We are always looking to optimize our strategies and do consider other approaches and whether they would work in Arkansas. However, we are following the ACIP recommendations and are not planning any significant changes to our existing approach at this time.
- Is Arkansas confident with how its vaccination plan is going compared to other states? Does the ADH think this is the best possible plan for the state of Arkansas?
Yes. We are learning and improving as we go. And while we wish we had more supply to provide additional vaccinations, we are pleased with how our efforts are going. The New York Times tracks states based on a number of metrics, including per-capita vaccinations based on first and second doses and the percent of vaccination that has been used.

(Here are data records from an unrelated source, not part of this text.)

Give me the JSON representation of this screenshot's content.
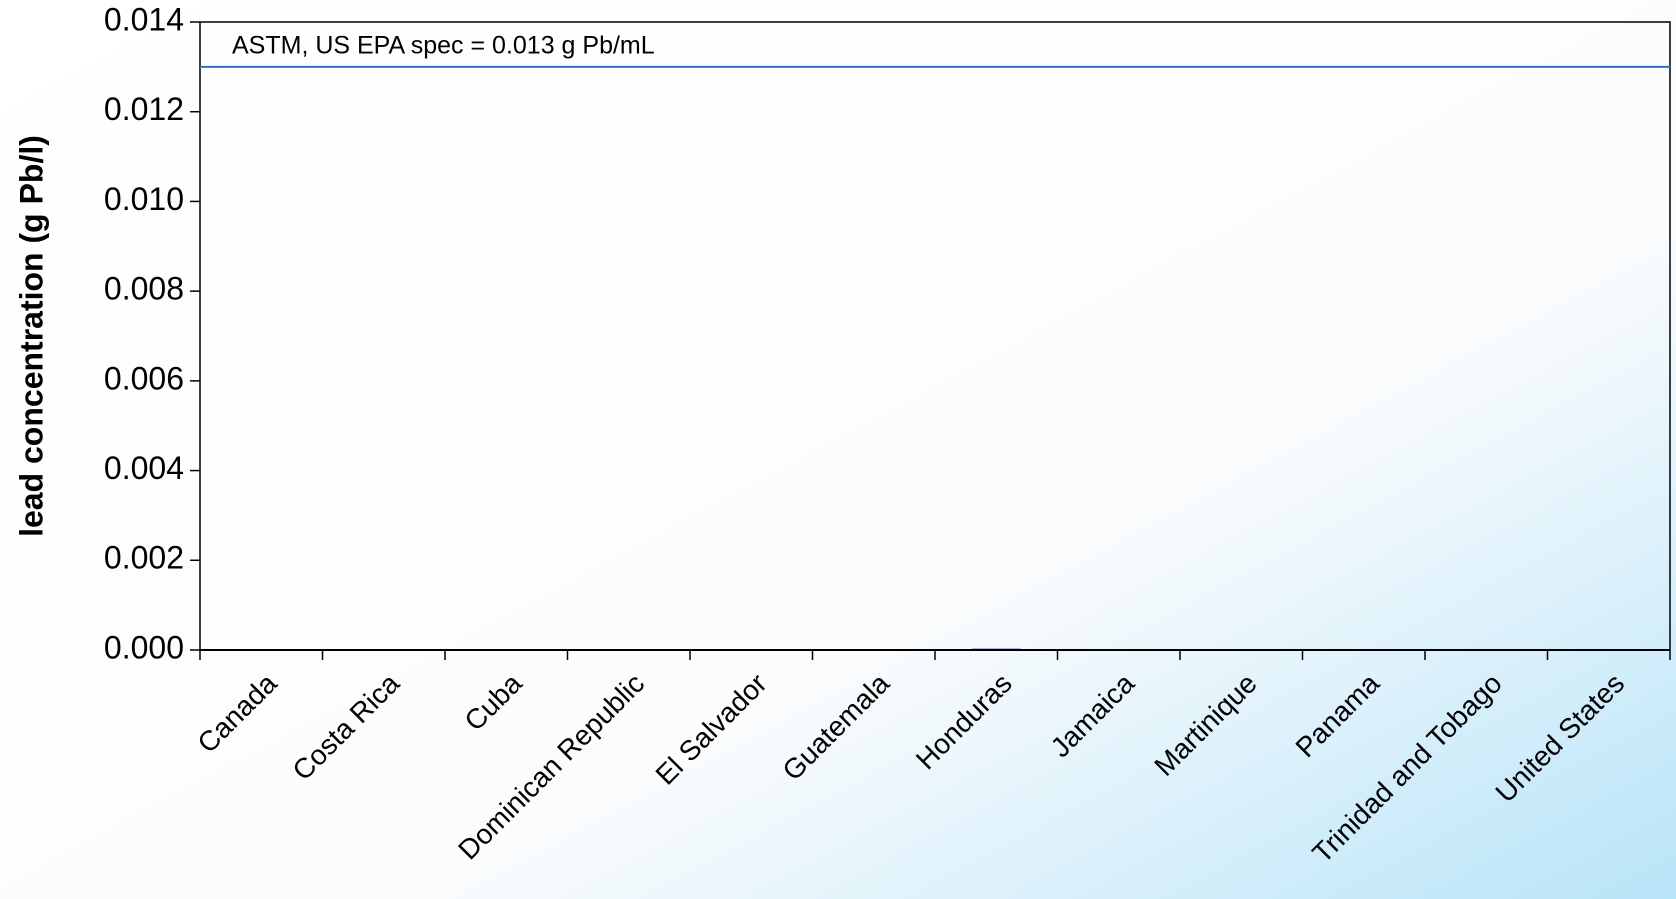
{
  "chart_data": {
    "type": "bar",
    "y_label": "lead concentration (g Pb/l)",
    "categories": [
      "Canada",
      "Costa Rica",
      "Cuba",
      "Dominican Republic",
      "El Salvador",
      "Guatemala",
      "Honduras",
      "Jamaica",
      "Martinique",
      "Panama",
      "Trinidad and Tobago",
      "United States"
    ],
    "values": [
      0,
      0,
      0,
      0,
      0,
      0,
      3e-05,
      0,
      0,
      0,
      0,
      0
    ],
    "color": "#1f3a93",
    "ylim": [
      0,
      0.014
    ],
    "yticks": [
      {
        "value": 0,
        "label": "0.000"
      },
      {
        "value": 0.002,
        "label": "0.002"
      },
      {
        "value": 0.004,
        "label": "0.004"
      },
      {
        "value": 0.006,
        "label": "0.006"
      },
      {
        "value": 0.008,
        "label": "0.008"
      },
      {
        "value": 0.01,
        "label": "0.010"
      },
      {
        "value": 0.012,
        "label": "0.012"
      },
      {
        "value": 0.014,
        "label": "0.014"
      }
    ],
    "reference_line": {
      "value": 0.013,
      "label": "ASTM, US EPA spec = 0.013 g Pb/mL",
      "color": "#2e6fc4"
    },
    "grid": false
  }
}
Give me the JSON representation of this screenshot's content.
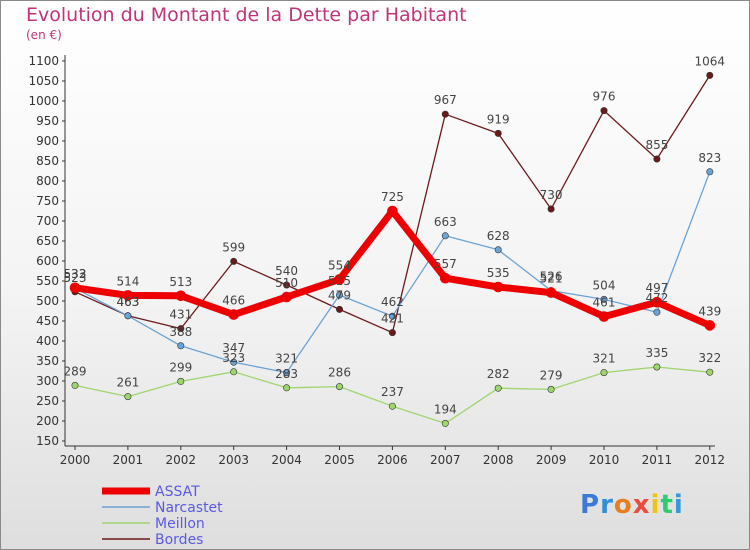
{
  "header": {
    "title": "Evolution du Montant de la Dette par Habitant",
    "unit": "(en €)"
  },
  "logo": {
    "letters": [
      "P",
      "r",
      "o",
      "x",
      "i",
      "t",
      "i"
    ],
    "colors": [
      "#3a7bd5",
      "#2f8fd8",
      "#e67e22",
      "#e74c3c",
      "#f1c40f",
      "#2ecc71",
      "#3498db"
    ]
  },
  "chart_data": {
    "type": "line",
    "x": [
      "2000",
      "2001",
      "2002",
      "2003",
      "2004",
      "2005",
      "2006",
      "2007",
      "2008",
      "2009",
      "2010",
      "2011",
      "2012"
    ],
    "ylim": [
      150,
      1100
    ],
    "yticks": [
      150,
      200,
      250,
      300,
      350,
      400,
      450,
      500,
      550,
      600,
      650,
      700,
      750,
      800,
      850,
      900,
      950,
      1000,
      1050,
      1100
    ],
    "grid": false,
    "legend_position": "bottom-left",
    "series": [
      {
        "name": "Bordes",
        "color": "#6b1a1a",
        "width": 1.3,
        "values": [
          523,
          463,
          431,
          599,
          540,
          479,
          421,
          967,
          919,
          730,
          976,
          855,
          1064
        ]
      },
      {
        "name": "Meillon",
        "color": "#9ed66e",
        "width": 1.3,
        "values": [
          289,
          261,
          299,
          323,
          283,
          286,
          237,
          194,
          282,
          279,
          321,
          335,
          322
        ]
      },
      {
        "name": "Narcastet",
        "color": "#6aa3d5",
        "width": 1.3,
        "values": [
          532,
          463,
          388,
          347,
          321,
          515,
          462,
          663,
          628,
          526,
          504,
          472,
          823
        ]
      },
      {
        "name": "ASSAT",
        "color": "#ee0000",
        "width": 7,
        "values": [
          533,
          514,
          513,
          466,
          510,
          554,
          725,
          557,
          535,
          521,
          461,
          497,
          439
        ]
      }
    ],
    "legend": [
      "ASSAT",
      "Narcastet",
      "Meillon",
      "Bordes"
    ]
  }
}
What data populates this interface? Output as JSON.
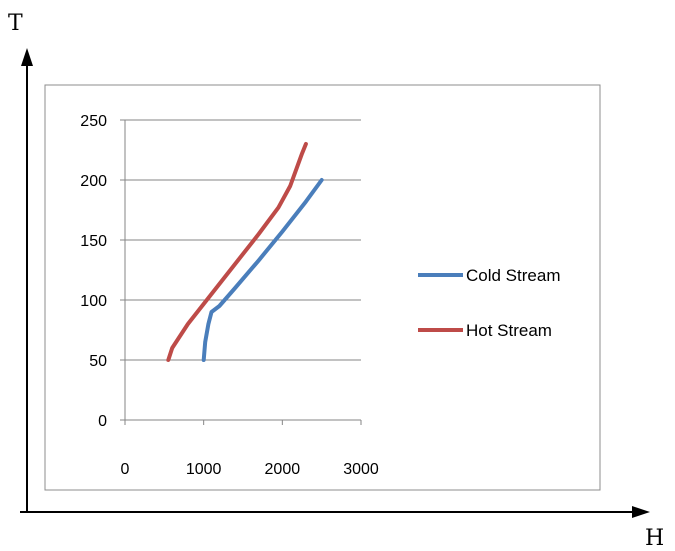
{
  "outer_axes": {
    "y_letter": "T",
    "x_letter": "H"
  },
  "chart_data": {
    "type": "line",
    "title": "",
    "xlabel": "",
    "ylabel": "",
    "xlim": [
      0,
      3000
    ],
    "ylim": [
      0,
      250
    ],
    "x_ticks": [
      "0",
      "1000",
      "2000",
      "3000"
    ],
    "y_ticks": [
      "0",
      "50",
      "100",
      "150",
      "200",
      "250"
    ],
    "grid": "horizontal",
    "legend_position": "right",
    "series": [
      {
        "name": "Cold Stream",
        "color": "#4a7ebb",
        "x": [
          1000,
          1020,
          1060,
          1100,
          1200,
          1400,
          1700,
          2000,
          2300,
          2500
        ],
        "y": [
          50,
          65,
          80,
          90,
          95,
          110,
          133,
          157,
          182,
          200
        ]
      },
      {
        "name": "Hot Stream",
        "color": "#be4b48",
        "x": [
          550,
          600,
          800,
          1100,
          1400,
          1700,
          1950,
          2100,
          2250,
          2300
        ],
        "y": [
          50,
          60,
          80,
          105,
          130,
          155,
          177,
          195,
          222,
          230
        ]
      }
    ]
  }
}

While these rankings are fluid, we compare favorably with other states and U.S. territories and expect our numbers to improve further this week as we reallocate surplus long-term care doses into other areas.
- What does the ADH say to Arkansans who feel this isn’t the best vaccination plan?
This vaccine plan largely reflects the CDC’s ACIP recommendations, prioritizes Arkansans who have a significant risk of exposure to or complications from COVID-19, and distributes doses through a network of providers located in all 75 counties. We believe this is the best plan, though we understand that Arkansans want to be vaccinated at a quicker pace. We share that goal, but it’s important to distinguish that that is a reflection of the limited vaccine supply coming into the state at this time and not the result of the vaccination plan, which is actually working well for Arkansas, given the small number of doses we are receiving.